According to the U.S. government, the data it purchases “clearly provides intelligence value” but “raises significant privacy and civil liberties concerns.”
Friday, the Office of the Director of National Intelligence (ODNI) declassified and released a report dated January 2022 in response to a request from Oregon Senator Ron Wyden (D) to reveal how the intelligence community employs commercially available data. This data is generated by internet-connected devices and made available for purchase by data aggregators, including phone apps and vehicles that collect precise location data and web browsing data that tracks users as they browse the internet.
The declassified report is the first public disclosure by the U.S. government regarding the risks associated with commercially available data on Americans, which can be purchased by anyone, including adversaries and antagonistic actors. There is no privacy or data protection law in the United States that governs the sharing or sale of Americans’ private information.
“In a way that far fewer Americans seem to understand, and that even fewer of them can avoid, [commercially available information] includes information on nearly every one of a type and level of sensitivity that historically could have been obtained” through other intelligence gathering capabilities, such as search warrants, wiretaps, and surveillance, according to the report.
Following the release of the report, Senator Wyden issued the following statement: “This review demonstrates that the government’s existing policies have failed to provide essential safeguards for Americans’ privacy or oversight of how agencies acquire and use personal data.”
“According to this report, the ODNI does not even know which federal intelligence agencies purchase the personal information of American citizens,” Wyden added.
The report corroborates a slew of media reports indicating that U.S. government agencies purchased enormous datasets on Americans. The Internal Revenue Service purchased access to a massive database containing the location information of millions of American phones in an effort to capture tax cheaters, while Homeland Security used similar data for immigration enforcement.

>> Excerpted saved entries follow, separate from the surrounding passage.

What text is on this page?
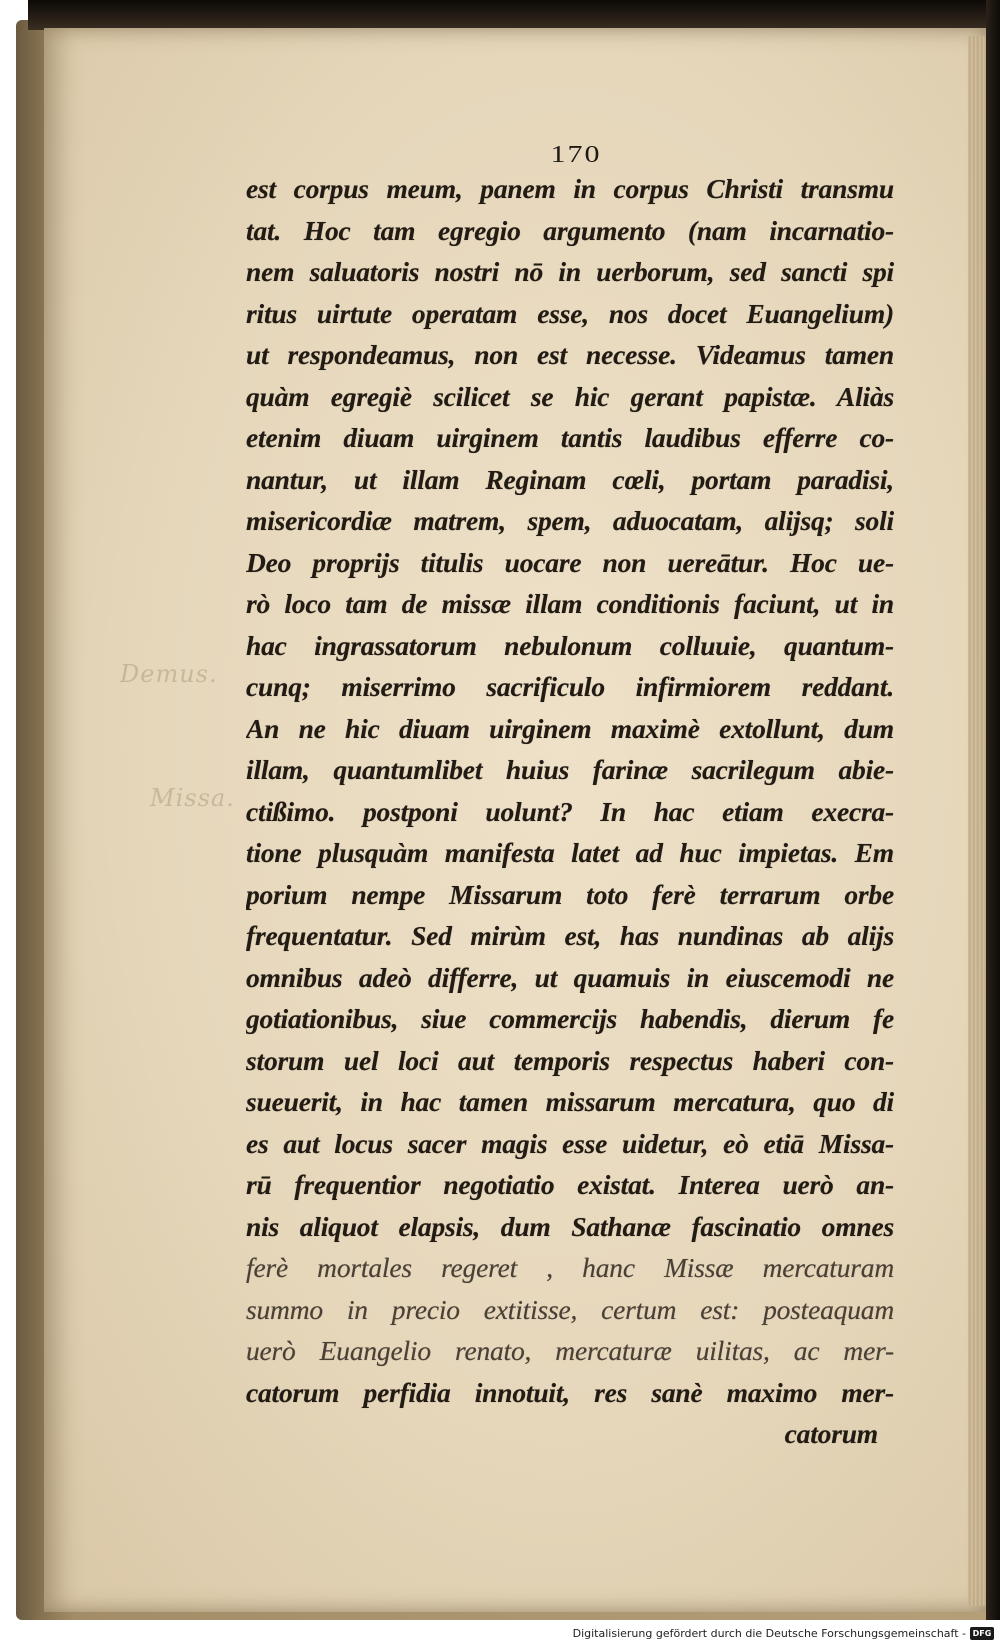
Demus.
Missa.
170
est corpus meum, panem in corpus Christi transmu
tat. Hoc tam egregio argumento (nam incarnatio-
nem saluatoris nostri nō in uerborum, sed sancti spi
ritus uirtute operatam esse, nos docet Euangelium)
ut respondeamus, non est necesse. Videamus tamen
quàm egregiè scilicet se hic gerant papistæ. Aliàs
etenim diuam uirginem tantis laudibus efferre co-
nantur, ut illam Reginam cœli, portam paradisi,
misericordiæ matrem, spem, aduocatam, alijsq; soli
Deo proprijs titulis uocare non uereātur. Hoc ue-
rò loco tam de missæ illam conditionis faciunt, ut in
hac ingrassatorum nebulonum colluuie, quantum-
cunq; miserrimo sacrificulo infirmiorem reddant.
An ne hic diuam uirginem maximè extollunt, dum
illam, quantumlibet huius farinæ sacrilegum abie-
ctißimo. postponi uolunt? In hac etiam execra-
tione plusquàm manifesta latet ad huc impietas. Em
porium nempe Missarum toto ferè terrarum orbe
frequentatur. Sed mirùm est, has nundinas ab alijs
omnibus adeò differre, ut quamuis in eiuscemodi ne
gotiationibus, siue commercijs habendis, dierum fe
storum uel loci aut temporis respectus haberi con-
sueuerit, in hac tamen missarum mercatura, quo di
es aut locus sacer magis esse uidetur, eò etiā Missa-
rū frequentior negotiatio existat. Interea uerò an-
nis aliquot elapsis, dum Sathanæ fascinatio omnes
ferè mortales regeret , hanc Missæ mercaturam
summo in precio extitisse, certum est: posteaquam
uerò Euangelio renato, mercaturæ uilitas, ac mer-
catorum perfidia innotuit, res sanè maximo mer-
catorum
Digitalisierung gefördert durch die Deutsche Forschungsgemeinschaft - DFG
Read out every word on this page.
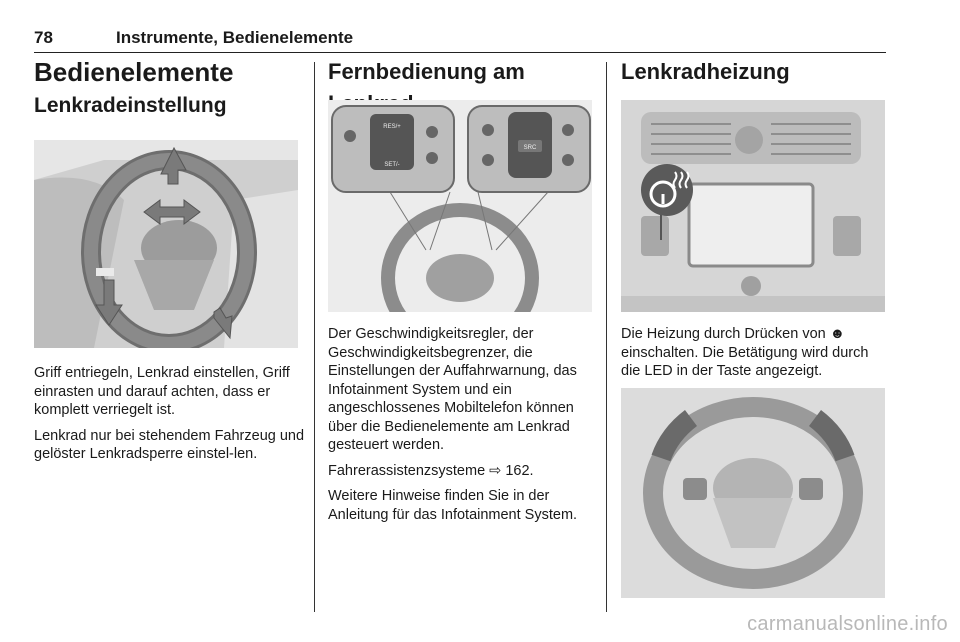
78	Instrumente, Bedienelemente
Bedienelemente
Lenkradeinstellung

Griff entriegeln, Lenkrad einstellen, Griff einrasten und darauf achten, dass er komplett verriegelt ist.

Lenkrad nur bei stehendem Fahrzeug und gelöster Lenkradsperre einstel-len.

Fernbedienung am
RES/+
SET/-
SRC

Der Geschwindigkeitsregler, der Geschwindigkeitsbegrenzer, die Einstellungen der Auffahrwarnung, das Infotainment System und ein angeschlossenes Mobiltelefon können über die Bedienelemente am Lenkrad gesteuert werden.

Fahrerassistenzsysteme ⇨ 162.

Weitere Hinweise finden Sie in der Anleitung für das Infotainment System.

Lenkradheizung

Die Heizung durch Drücken von ☻ einschalten. Die Betätigung wird durch die LED in der Taste angezeigt.

carmanualsonline.info
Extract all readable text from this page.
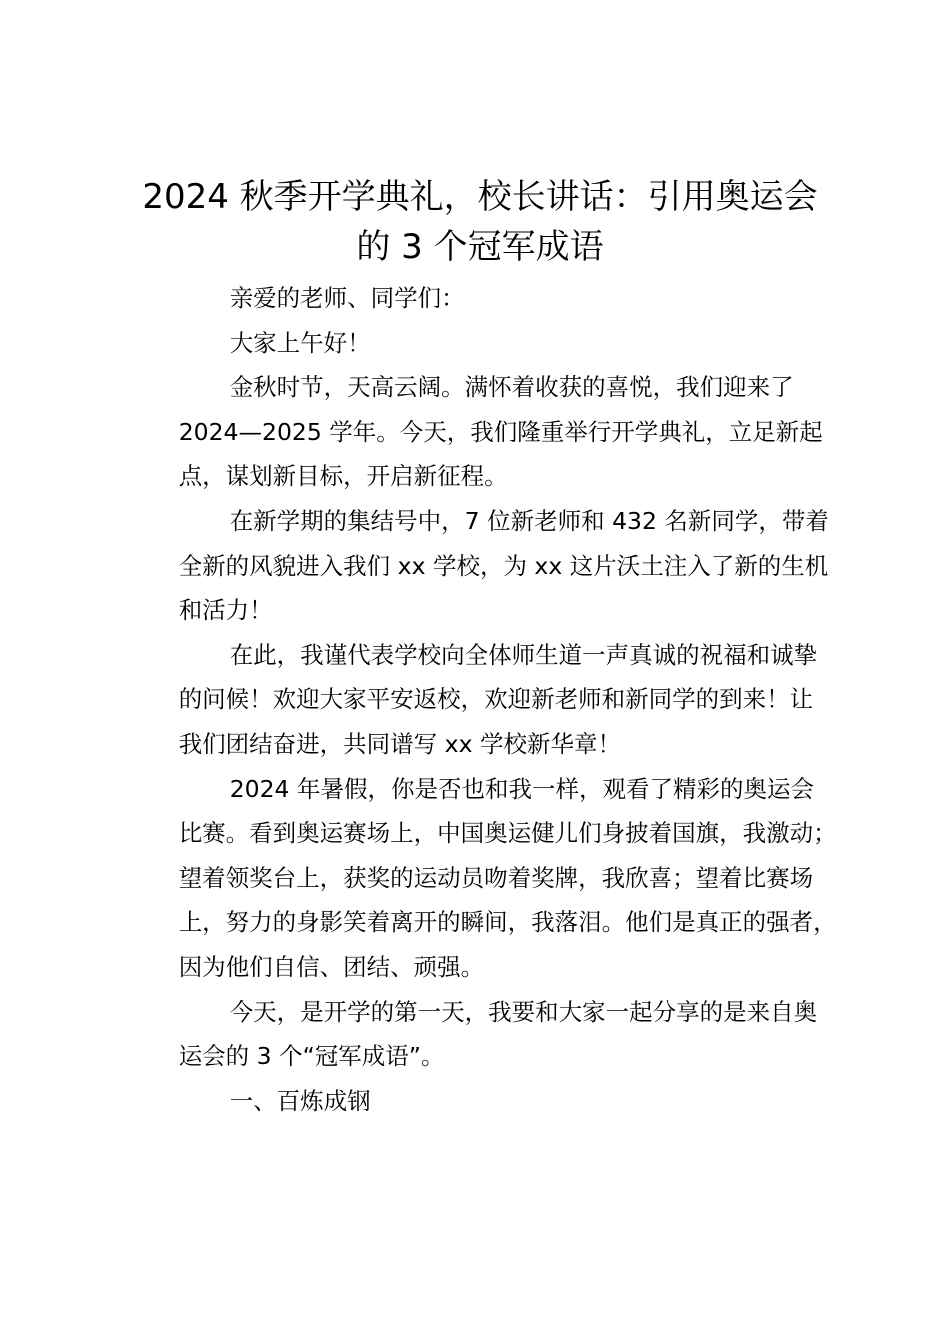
2024 秋季开学典礼，校长讲话：引用奥运会
的 3 个冠军成语

亲爱的老师、同学们：

大家上午好！

金秋时节，天高云阔。满怀着收获的喜悦，我们迎来了
2024—2025 学年。今天，我们隆重举行开学典礼，立足新起
点，谋划新目标，开启新征程。

在新学期的集结号中，7 位新老师和 432 名新同学，带着
全新的风貌进入我们 xx 学校，为 xx 这片沃土注入了新的生机
和活力！

在此，我谨代表学校向全体师生道一声真诚的祝福和诚挚
的问候！欢迎大家平安返校，欢迎新老师和新同学的到来！让
我们团结奋进，共同谱写 xx 学校新华章！

2024 年暑假，你是否也和我一样，观看了精彩的奥运会
比赛。看到奥运赛场上，中国奥运健儿们身披着国旗，我激动；
望着领奖台上，获奖的运动员吻着奖牌，我欣喜；望着比赛场
上，努力的身影笑着离开的瞬间，我落泪。他们是真正的强者，
因为他们自信、团结、顽强。

今天，是开学的第一天，我要和大家一起分享的是来自奥
运会的 3 个“冠军成语”。

一、百炼成钢
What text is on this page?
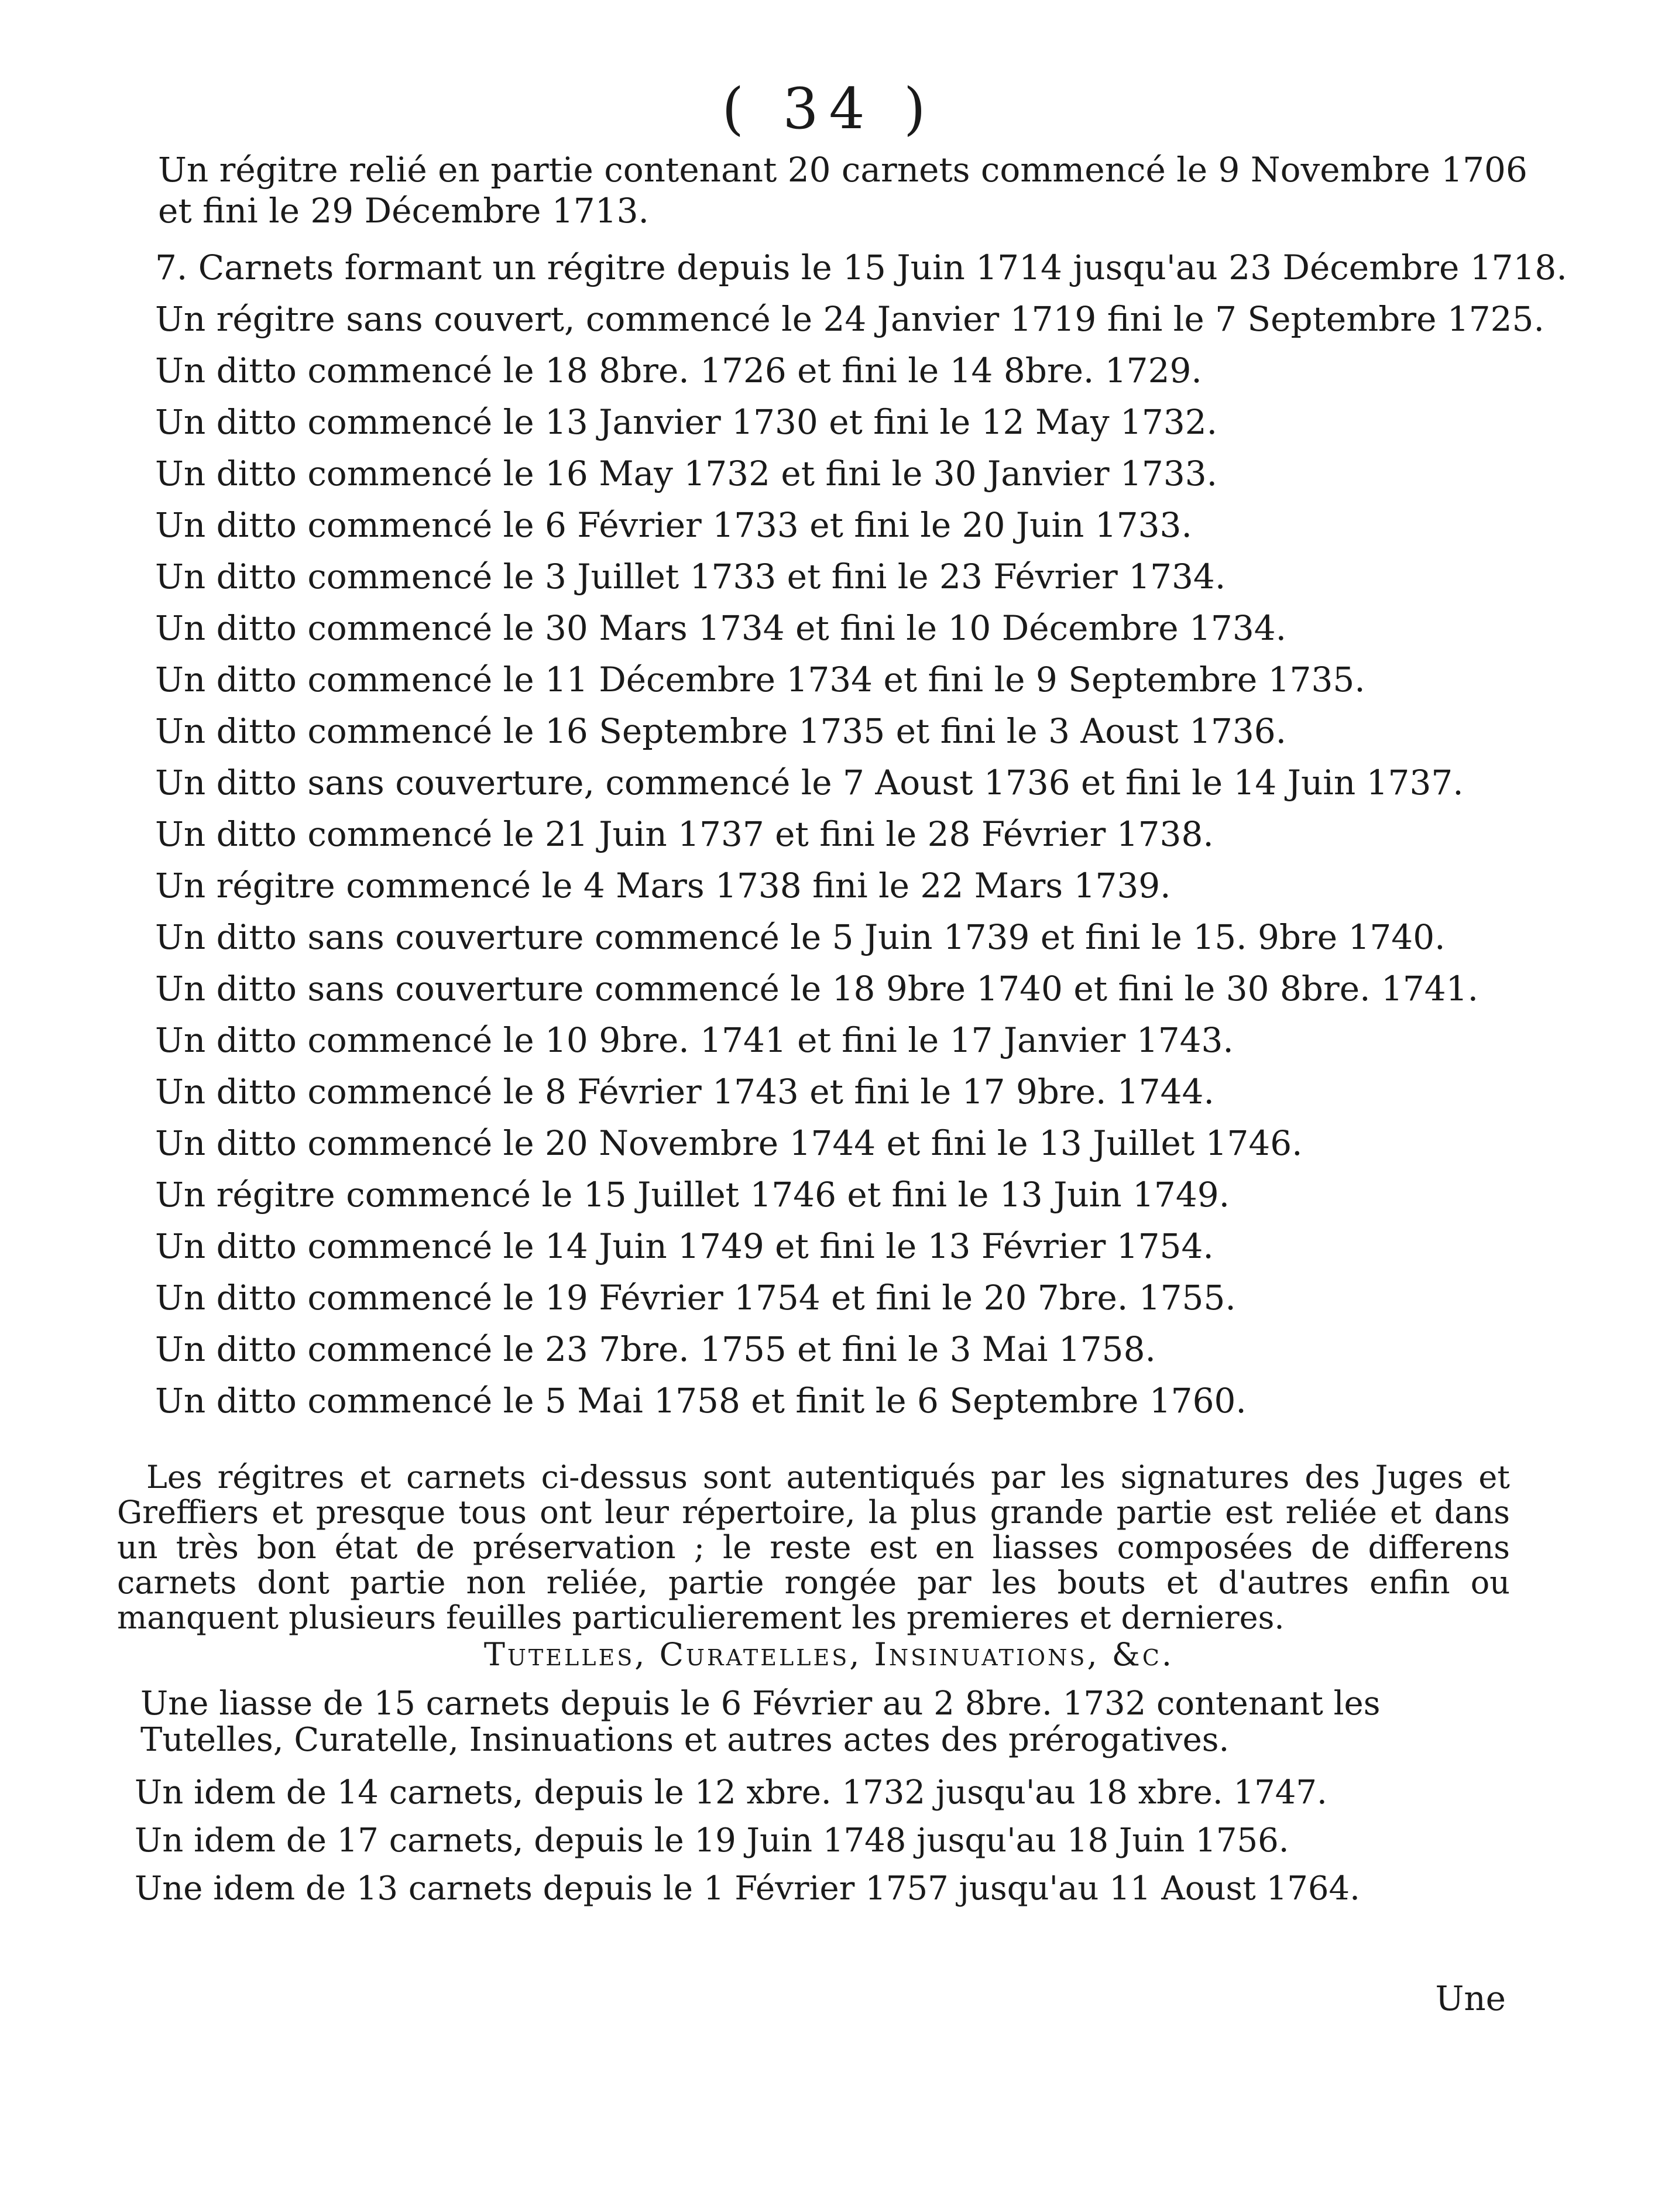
( 34 )

Un régitre relié en partie contenant 20 carnets commencé le 9 Novembre 1706 et fini le 29 Décembre 1713.

7. Carnets formant un régitre depuis le 15 Juin 1714 jusqu'au 23 Décembre 1718.

Un régitre sans couvert, commencé le 24 Janvier 1719 fini le 7 Septembre 1725.

Un ditto commencé le 18 8bre. 1726 et fini le 14 8bre. 1729.

Un ditto commencé le 13 Janvier 1730 et fini le 12 May 1732.

Un ditto commencé le 16 May 1732 et fini le 30 Janvier 1733.

Un ditto commencé le 6 Février 1733 et fini le 20 Juin 1733.

Un ditto commencé le 3 Juillet 1733 et fini le 23 Février 1734.

Un ditto commencé le 30 Mars 1734 et fini le 10 Décembre 1734.

Un ditto commencé le 11 Décembre 1734 et fini le 9 Septembre 1735.

Un ditto commencé le 16 Septembre 1735 et fini le 3 Aoust 1736.

Un ditto sans couverture, commencé le 7 Aoust 1736 et fini le 14 Juin 1737.

Un ditto commencé le 21 Juin 1737 et fini le 28 Février 1738.

Un régitre commencé le 4 Mars 1738 fini le 22 Mars 1739.

Un ditto sans couverture commencé le 5 Juin 1739 et fini le 15. 9bre 1740.

Un ditto sans couverture commencé le 18 9bre 1740 et fini le 30 8bre. 1741.

Un ditto commencé le 10 9bre. 1741 et fini le 17 Janvier 1743.

Un ditto commencé le 8 Février 1743 et fini le 17 9bre. 1744.

Un ditto commencé le 20 Novembre 1744 et fini le 13 Juillet 1746.

Un régitre commencé le 15 Juillet 1746 et fini le 13 Juin 1749.

Un ditto commencé le 14 Juin 1749 et fini le 13 Février 1754.

Un ditto commencé le 19 Février 1754 et fini le 20 7bre. 1755.

Un ditto commencé le 23 7bre. 1755 et fini le 3 Mai 1758.

Un ditto commencé le 5 Mai 1758 et finit le 6 Septembre 1760.

Les régitres et carnets ci-dessus sont autentiqués par les signatures des Juges et Greffiers et presque tous ont leur répertoire, la plus grande partie est reliée et dans un très bon état de préservation ; le reste est en liasses composées de differens carnets dont partie non reliée, partie rongée par les bouts et d'autres enfin ou manquent plusieurs feuilles particulierement les premieres et dernieres.

Tutelles, Curatelles, Insinuations, &c.

Une liasse de 15 carnets depuis le 6 Février au 2 8bre. 1732 contenant les Tutelles, Curatelle, Insinuations et autres actes des prérogatives.

Un idem de 14 carnets, depuis le 12 xbre. 1732 jusqu'au 18 xbre. 1747.

Un idem de 17 carnets, depuis le 19 Juin 1748 jusqu'au 18 Juin 1756.

Une idem de 13 carnets depuis le 1 Février 1757 jusqu'au 11 Aoust 1764.

Une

A court-issued warrant is required for government agencies to obtain Americans’ private data directly from a phone or technology company, such as private communications. In cases where Americans’ information, such as location data, is available for purchase by the general public, however, U.S. intelligence agencies may acquire it. (However, a federal court has not yet examined this theory.)
The ODNI’s report warns that commercially available data can be readily deanonymized to identify individuals, including Americans, despite the fact that this data is typically sold in volume — often millions of data points. Location data, for instance, can be used to infer where people reside and work based on the location of their cell phones and vehicles at specific times.
Commercially available information can also reveal “the detailed movements and associations of individuals and groups, revealing political, religious, travel, and speech activities,” according to the report. For example, commercially available information can be used to “identify every person who attended a protest or rally based on their smartphone location or ad-tracking records.”
“In the wrong hands, sensitive insights gained through [commercially available information] could facilitate blackmail, stalking, harassment, and public shaming,” stated the report. The report noted that in 2021, a Catholic priest was outed using commercially available location data from a homosexual dating app. The priest subsequently resigned. The report also mentions the acquisition and transfer of location information from a Muslim prayer app to the United States military.
Wyden urged Congress to pass legislation to “place restrictions on government purchases, rein in private companies that collect and sell this data, and prevent our adversaries from obtaining the personal information of Americans.”